Discriminative Feature Feedback with General Teacher Classes

We study the theoretical properties of the interactive learning protocol Discriminative Feature Feedback (DFF) (Dasgupta et al., 2018). The DFF learning protocol uses feedback in the form of discriminative feature explanations. We provide the first systematic study of DFF in a general framework that is comparable to that of classical protocols such as supervised learning and online learning. We study the optimal mistake bound of DFF in the realizable and the non-realizable settings, and obtain novel structural results, as well as insights into the differences between Online Learning and settings with richer feedback such as DFF. We characterize the mistake bound in the realizable setting using a new notion of dimension. In the non-realizable setting, we provide a mistake upper bound and show that it cannot be improved in general. Our results show that unlike Online Learning, in DFF the realizable dimension is insufficient to characterize the optimal non-realizable mistake bound or the existence of no-regret algorithms.

💡 Research Summary

The paper provides the first systematic theoretical treatment of Discriminative Feature Feedback (DFF) in a general setting that parallels classical supervised and online learning frameworks. Rather than restricting attention to the “component model” used in earlier work, the authors define a teacher as a pair (ℓ, ψ) where ℓ : X → Y assigns true labels and ψ : X × X → Φ ∪ {⊥} supplies a discriminative Boolean feature whenever two examples have different labels. A teacher class 𝒯 is a set of such teachers, and a (non‑empty) history H of initially labeled examples is assumed.

The central technical contribution is the introduction of a DFF‑specific tree structure, the Discriminative Feature Feedback Tree (DFFT). Nodes are triples ⟨y, ϕ, x⟩ encoding the teacher’s feedback (label y, discriminative feature ϕ) for the most recent example x, while edges are labeled by the learner’s chosen prediction‑explanation pair (̂x, ̂y). Because the learner’s explanation influences the teacher’s next response, DFF trees differ fundamentally from Littlestone trees: multiple root‑to‑leaf paths may be consistent with the same teacher.

A DFFT is said to be shattered by a teacher class 𝒯 (with respect to H) if (i) every non‑root node satisfies y ≠ ̂y, (ii) each non‑leaf node’s outgoing edges correspond exactly to all labeled examples that are either in H or already appear on the path to that node, (iii) every root‑to‑leaf path is consistent with at least one teacher in 𝒯ₕ (the subset of teachers consistent with H), and (iv) the tree is complete (all leaves at the same depth). The DFF dimension, DFFdim(𝒯, H), is defined as the maximal height of a shattered DFFT.
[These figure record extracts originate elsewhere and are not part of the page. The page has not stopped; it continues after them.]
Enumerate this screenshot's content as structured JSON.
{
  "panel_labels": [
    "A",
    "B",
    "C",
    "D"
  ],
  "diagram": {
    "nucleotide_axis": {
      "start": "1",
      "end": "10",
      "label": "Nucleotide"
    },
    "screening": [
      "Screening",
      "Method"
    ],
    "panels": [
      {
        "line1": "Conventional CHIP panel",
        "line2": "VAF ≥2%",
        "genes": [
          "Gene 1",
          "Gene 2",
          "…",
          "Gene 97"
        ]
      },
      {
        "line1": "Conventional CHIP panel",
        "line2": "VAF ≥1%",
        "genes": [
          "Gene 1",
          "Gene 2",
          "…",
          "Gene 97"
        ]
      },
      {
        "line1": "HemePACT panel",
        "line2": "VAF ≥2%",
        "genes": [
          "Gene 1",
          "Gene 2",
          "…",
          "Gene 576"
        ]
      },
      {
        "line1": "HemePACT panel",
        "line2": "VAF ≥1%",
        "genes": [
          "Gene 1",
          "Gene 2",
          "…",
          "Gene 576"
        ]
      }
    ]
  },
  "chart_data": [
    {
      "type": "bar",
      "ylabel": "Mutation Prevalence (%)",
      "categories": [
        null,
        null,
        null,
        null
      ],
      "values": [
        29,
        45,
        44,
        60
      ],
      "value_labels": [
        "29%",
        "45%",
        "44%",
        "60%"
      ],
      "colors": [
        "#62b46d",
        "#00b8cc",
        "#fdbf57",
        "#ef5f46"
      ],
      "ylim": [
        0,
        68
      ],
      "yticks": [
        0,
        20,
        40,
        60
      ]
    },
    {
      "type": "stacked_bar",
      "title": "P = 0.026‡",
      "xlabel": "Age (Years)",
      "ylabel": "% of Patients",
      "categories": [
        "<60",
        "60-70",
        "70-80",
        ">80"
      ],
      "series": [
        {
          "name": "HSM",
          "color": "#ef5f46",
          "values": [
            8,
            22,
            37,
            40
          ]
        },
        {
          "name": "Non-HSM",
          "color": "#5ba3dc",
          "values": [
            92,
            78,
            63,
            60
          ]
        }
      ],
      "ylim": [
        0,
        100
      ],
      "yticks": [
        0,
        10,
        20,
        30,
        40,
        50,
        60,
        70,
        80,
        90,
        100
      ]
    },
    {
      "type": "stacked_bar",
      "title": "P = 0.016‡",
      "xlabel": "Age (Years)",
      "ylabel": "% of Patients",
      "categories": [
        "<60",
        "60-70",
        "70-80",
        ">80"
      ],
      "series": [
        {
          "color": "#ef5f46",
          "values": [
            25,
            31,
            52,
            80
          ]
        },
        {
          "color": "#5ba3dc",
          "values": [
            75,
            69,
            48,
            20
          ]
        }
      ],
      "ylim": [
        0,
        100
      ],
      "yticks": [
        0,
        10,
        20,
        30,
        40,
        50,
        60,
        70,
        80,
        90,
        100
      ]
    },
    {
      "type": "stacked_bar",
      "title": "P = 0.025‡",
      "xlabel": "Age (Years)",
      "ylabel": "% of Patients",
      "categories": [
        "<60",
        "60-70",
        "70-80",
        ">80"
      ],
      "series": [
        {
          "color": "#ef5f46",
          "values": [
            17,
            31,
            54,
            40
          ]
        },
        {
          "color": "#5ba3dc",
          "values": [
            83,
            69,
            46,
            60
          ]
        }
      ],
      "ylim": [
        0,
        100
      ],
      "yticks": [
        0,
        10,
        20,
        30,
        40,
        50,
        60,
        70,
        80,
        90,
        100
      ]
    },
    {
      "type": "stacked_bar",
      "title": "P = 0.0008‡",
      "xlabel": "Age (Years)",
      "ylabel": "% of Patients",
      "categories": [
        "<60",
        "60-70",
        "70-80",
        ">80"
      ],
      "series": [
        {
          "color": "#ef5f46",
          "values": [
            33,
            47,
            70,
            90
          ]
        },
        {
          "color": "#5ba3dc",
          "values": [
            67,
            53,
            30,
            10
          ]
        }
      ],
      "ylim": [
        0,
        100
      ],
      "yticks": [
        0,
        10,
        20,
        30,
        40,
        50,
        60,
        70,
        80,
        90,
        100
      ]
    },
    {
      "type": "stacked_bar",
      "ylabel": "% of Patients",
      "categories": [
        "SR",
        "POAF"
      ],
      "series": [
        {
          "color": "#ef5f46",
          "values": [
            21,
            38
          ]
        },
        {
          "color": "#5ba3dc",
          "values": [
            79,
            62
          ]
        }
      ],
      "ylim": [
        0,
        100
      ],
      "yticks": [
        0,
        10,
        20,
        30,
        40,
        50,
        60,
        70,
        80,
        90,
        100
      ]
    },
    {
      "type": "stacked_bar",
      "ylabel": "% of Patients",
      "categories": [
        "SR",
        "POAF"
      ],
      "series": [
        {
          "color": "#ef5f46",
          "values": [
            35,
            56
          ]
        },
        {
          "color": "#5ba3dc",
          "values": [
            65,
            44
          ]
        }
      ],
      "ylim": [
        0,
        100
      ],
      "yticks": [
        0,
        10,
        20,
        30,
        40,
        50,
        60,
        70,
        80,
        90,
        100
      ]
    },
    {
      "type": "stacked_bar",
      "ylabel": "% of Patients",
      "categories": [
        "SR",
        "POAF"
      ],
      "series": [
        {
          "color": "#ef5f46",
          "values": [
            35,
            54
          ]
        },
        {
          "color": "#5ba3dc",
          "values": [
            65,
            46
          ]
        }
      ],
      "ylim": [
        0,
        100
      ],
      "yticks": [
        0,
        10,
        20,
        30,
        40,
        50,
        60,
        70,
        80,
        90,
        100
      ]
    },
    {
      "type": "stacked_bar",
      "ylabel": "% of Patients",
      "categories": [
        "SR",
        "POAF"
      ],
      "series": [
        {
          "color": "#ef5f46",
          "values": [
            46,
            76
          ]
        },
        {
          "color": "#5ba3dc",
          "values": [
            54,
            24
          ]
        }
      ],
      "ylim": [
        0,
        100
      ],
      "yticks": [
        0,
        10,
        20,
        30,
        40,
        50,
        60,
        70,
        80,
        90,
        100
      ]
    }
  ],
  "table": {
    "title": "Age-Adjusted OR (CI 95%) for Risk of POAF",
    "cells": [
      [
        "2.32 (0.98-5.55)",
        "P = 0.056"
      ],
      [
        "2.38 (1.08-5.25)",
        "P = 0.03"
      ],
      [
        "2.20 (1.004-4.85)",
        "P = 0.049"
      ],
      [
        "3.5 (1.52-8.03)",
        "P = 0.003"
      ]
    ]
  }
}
Theorem 5 establishes that DFFdim precisely characterizes the optimal worst‑case mistake bound in the realizable setting: for any deterministic DFF algorithm A,
 M(A, 𝒯, H) ≥ DFFdim(𝒯, H),
and the Standard Optimal Algorithm for DFF (SOA‑DFF) attains equality. This mirrors the role of VC‑dimension in PAC learning and Littlestone dimension in online learning.

The authors then explore the relationship between DFF and classic online learning. Theorems 8 and 9 give bidirectional reductions that preserve mistake bounds, allowing a direct comparison of the two paradigms. Using these reductions they prove a strong separation: there exists a teacher class with DFFdim = 1 while the corresponding online problem has infinite Littlestone dimension (Theorem 10). Hence, a low DFF dimension does not guarantee easy online learnability, highlighting the extra power of discriminative feature feedback.

In the non‑realizable (noisy or adversarial) setting, the paper presents a simple meta‑algorithm that repeatedly runs the optimal realizable algorithm as a subroutine. Theorem 11 shows that its mistake bound is DFFdim + k, where k is the number of rounds in which the teacher deviates from the protocol. Theorem 12 extends this bound to a broad family of interactive protocols (e.g., explanation‑based active learning). To prove optimality, Theorem 13 constructs a teacher class based on secret‑sharing schemes, demonstrating that no algorithm can achieve a mistake bound asymptotically smaller than DFFdim + Ω(k). Consequently, unlike online learning, a finite DFF dimension does not guarantee the existence of a no‑regret algorithm. Nevertheless, for specific teacher classes (e.g., the original component model) no‑regret algorithms do exist, indicating that the feasibility of regret‑minimization depends intricately on the structure of the teacher class.

Overall, the paper delivers a comprehensive theory of DFF: it defines a natural complexity measure (DFFdim), proves its exact optimality in the realizable case, establishes deep connections and separations with online learning, and characterizes the limits of learning under noise. By abstracting the teacher into a class, the framework can accommodate a wide variety of rich feedback modalities (visual attributes, textual explanations, etc.), opening avenues for future work on algorithm design, tighter bounds for specific teacher structures, and empirical validation in real‑world interactive systems.